Your business has successfully passed the next stage on the way to the sale: you managed to find the “right” buyer, conclude a letter of intent with him and now your company will have to go through due diligence. What does this mean and what do you need to be prepared for?
Due Diligence checklist: an effective tool for verifying and protecting a business
Due diligence is an independent legal assessment of the company or expert study of certain areas of the company, as well as an examination of agreements for compliance with applicable law. The main purpose is to check the constituent and internal documentation, the available contractual framework, as well as other documents of the company to determine their compliance with the interests of the owner or enterprise, as well as the rules of applicable law.
Due diligence practice is used by an investor who plans to acquire a company or invest money in it. In the process of executing a major transaction, it is important to have complete information about the real price, as well as the consequences that may occur in the event of a transaction. The information gathered in the future may be used in a share issue or in the process of creating a takeover defense plan.
In the due diligence process, the following operations are carried out:
- Checking the financial component of the enterprise for reliability.
- Monitoring the relevance of the policy that the organization maintains in the course of its activities.
- Study of the competitive advantages.
Virtual Data Room for due diligence
Optimization of due diligence processes is possible through the introduction of virtual technologies. The due diligence involves large volumes of information and therefore you should have appropriately organized a secure data repository to collate the information, upload it fully and accurately to the Data Room https://diliroom.fr/ and respond to any inquiries.
The software is designed to create a unified standardized information space of the enterprise and allows the formation of production and sales plans, requirements for resources and materials, financial management, personnel, sales processes, and interaction with partners.

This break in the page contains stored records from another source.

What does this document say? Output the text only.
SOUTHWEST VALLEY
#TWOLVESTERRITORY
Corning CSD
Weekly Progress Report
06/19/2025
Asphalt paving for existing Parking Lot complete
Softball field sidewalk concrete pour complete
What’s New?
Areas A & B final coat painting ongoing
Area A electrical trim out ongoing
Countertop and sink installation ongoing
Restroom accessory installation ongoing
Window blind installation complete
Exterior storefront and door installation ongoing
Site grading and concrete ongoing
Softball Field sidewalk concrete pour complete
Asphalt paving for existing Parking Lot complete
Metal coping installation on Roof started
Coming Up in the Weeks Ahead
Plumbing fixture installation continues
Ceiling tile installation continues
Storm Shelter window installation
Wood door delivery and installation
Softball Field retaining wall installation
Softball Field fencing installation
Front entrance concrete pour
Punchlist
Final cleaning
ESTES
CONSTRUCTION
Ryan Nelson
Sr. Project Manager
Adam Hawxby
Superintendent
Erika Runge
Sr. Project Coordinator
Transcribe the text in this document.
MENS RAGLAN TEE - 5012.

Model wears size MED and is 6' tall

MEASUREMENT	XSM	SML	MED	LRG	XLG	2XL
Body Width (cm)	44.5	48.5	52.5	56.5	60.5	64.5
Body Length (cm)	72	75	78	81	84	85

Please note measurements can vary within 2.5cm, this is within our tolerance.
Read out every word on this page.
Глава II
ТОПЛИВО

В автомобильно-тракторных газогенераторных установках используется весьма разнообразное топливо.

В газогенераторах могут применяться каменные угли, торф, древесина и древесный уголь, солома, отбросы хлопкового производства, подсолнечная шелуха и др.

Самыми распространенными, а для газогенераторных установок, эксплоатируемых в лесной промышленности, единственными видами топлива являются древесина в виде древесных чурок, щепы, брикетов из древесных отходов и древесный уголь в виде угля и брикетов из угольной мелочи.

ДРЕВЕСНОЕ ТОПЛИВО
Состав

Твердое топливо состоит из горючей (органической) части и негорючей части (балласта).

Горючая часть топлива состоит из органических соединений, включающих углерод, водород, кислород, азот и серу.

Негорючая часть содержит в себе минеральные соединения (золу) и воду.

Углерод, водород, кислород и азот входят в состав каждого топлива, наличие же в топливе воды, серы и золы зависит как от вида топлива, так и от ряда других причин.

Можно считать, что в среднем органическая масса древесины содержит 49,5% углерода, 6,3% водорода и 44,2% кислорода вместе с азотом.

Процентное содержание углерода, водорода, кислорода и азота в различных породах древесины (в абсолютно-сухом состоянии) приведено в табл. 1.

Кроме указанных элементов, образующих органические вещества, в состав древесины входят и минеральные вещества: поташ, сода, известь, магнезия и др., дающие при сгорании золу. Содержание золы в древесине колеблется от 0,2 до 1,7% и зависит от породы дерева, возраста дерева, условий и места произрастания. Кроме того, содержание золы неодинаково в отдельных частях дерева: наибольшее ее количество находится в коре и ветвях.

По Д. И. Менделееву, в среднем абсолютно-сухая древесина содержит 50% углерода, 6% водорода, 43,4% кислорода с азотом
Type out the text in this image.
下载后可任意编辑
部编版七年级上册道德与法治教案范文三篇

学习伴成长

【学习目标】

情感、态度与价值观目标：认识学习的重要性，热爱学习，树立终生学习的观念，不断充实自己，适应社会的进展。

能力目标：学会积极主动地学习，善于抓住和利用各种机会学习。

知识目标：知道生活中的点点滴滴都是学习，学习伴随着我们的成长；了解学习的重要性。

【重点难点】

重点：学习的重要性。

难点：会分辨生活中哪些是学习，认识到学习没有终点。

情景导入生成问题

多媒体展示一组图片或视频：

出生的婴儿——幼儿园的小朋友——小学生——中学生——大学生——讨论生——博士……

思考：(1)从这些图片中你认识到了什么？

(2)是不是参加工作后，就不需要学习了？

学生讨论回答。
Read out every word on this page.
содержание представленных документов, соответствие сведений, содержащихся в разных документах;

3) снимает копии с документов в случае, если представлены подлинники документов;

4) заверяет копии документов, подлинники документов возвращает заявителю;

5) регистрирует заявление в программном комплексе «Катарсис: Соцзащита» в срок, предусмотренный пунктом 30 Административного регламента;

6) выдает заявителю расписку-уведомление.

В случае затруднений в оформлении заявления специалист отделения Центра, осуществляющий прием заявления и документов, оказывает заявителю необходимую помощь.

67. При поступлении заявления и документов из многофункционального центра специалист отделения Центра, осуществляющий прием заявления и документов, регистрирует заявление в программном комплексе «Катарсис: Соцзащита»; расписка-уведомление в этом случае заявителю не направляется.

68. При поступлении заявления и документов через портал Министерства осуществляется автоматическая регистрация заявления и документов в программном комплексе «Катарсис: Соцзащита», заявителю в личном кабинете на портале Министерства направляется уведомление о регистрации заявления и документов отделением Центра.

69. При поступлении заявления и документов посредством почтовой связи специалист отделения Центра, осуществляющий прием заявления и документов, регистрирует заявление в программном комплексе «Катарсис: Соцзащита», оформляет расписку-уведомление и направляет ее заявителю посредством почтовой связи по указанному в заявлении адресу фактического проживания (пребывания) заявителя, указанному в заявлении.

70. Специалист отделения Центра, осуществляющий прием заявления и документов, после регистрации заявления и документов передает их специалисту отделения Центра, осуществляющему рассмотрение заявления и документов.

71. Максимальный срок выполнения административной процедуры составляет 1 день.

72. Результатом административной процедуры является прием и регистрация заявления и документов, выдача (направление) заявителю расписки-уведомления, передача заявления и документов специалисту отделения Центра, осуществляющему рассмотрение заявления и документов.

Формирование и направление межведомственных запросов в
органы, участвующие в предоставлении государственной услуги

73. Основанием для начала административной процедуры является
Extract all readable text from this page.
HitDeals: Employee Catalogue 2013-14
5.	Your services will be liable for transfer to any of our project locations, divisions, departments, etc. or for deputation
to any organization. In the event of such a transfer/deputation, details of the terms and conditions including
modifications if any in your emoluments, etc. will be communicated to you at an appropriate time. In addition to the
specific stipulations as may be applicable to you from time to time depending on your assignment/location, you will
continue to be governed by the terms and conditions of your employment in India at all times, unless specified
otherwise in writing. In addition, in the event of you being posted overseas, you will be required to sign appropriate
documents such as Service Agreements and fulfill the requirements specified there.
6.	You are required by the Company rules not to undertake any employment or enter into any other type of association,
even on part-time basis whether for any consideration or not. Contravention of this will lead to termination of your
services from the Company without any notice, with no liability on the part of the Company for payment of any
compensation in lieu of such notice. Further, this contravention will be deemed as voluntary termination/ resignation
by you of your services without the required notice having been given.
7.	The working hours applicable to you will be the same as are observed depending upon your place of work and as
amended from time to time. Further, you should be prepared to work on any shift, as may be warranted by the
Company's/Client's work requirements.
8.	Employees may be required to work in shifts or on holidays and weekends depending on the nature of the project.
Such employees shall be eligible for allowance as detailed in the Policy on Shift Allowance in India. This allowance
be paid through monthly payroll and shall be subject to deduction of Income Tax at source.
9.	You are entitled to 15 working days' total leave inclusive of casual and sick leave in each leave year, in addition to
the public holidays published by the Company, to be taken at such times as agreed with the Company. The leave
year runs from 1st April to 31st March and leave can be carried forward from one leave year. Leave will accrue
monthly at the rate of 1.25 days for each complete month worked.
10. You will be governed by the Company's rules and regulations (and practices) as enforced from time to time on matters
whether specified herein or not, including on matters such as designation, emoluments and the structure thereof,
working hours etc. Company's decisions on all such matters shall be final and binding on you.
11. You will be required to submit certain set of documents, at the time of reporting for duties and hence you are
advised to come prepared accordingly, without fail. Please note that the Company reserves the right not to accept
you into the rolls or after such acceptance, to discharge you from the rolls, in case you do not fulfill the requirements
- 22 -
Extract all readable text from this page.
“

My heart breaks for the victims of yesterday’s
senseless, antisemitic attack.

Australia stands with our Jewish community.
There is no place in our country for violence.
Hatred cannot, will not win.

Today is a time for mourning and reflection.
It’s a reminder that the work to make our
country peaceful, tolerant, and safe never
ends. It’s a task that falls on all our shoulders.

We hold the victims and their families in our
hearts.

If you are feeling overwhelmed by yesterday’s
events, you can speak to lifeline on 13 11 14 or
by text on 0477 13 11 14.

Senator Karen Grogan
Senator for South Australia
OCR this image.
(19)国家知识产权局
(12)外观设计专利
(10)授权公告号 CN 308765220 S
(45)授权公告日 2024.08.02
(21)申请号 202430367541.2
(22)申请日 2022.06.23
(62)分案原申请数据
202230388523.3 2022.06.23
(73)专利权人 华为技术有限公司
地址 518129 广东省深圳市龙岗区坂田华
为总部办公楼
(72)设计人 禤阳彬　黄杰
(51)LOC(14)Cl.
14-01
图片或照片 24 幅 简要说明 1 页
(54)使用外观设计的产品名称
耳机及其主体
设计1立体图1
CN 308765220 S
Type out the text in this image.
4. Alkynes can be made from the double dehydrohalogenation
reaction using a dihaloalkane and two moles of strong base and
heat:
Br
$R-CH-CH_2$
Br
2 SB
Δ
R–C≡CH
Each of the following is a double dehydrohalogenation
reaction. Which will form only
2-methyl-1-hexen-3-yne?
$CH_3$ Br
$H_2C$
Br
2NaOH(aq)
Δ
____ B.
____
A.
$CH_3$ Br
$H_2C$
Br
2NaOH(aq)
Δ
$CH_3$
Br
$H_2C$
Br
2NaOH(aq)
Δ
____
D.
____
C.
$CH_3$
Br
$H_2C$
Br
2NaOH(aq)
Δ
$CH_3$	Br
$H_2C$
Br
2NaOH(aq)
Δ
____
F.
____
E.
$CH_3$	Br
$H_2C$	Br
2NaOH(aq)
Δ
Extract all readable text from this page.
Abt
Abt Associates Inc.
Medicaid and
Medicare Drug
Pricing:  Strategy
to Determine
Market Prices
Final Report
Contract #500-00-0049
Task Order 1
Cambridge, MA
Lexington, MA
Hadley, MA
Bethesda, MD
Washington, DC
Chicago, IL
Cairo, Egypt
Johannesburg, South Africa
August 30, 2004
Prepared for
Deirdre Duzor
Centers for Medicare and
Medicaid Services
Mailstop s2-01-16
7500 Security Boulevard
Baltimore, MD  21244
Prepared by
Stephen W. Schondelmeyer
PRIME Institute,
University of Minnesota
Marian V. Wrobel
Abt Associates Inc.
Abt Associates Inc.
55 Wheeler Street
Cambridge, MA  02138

The transition to a new format of deal processing via Data Room gives the organization several unconditional advantages:
- reducing the time of access to information – electronic document circulation avoids paper movement of documents. Any document can be sent through the means of communication of the electronic document management system;
- simplified access to data – electronic document management systems allow you to access the necessary data through the means of searching and exporting data directly from business systems;
- optimization of document and data storage – a single data store reduces the need to store multiple copies of documents. Means of access and indexing of documents, which use electronic document management systems, allow users to instantly get access to the necessary documents and other information;
- automation of business processes – electronic document management systems implies the implementation of a given document processing process. Based on actions with documents, business applications can be automatically updated, new documents can be created, and communication with internal and external users can be established;
- increasing the safety of documents and information – due to means of access control, it is possible to strictly control the employees’ access to information and documents. The presence of a single database allows archiving and restoring information in a short time.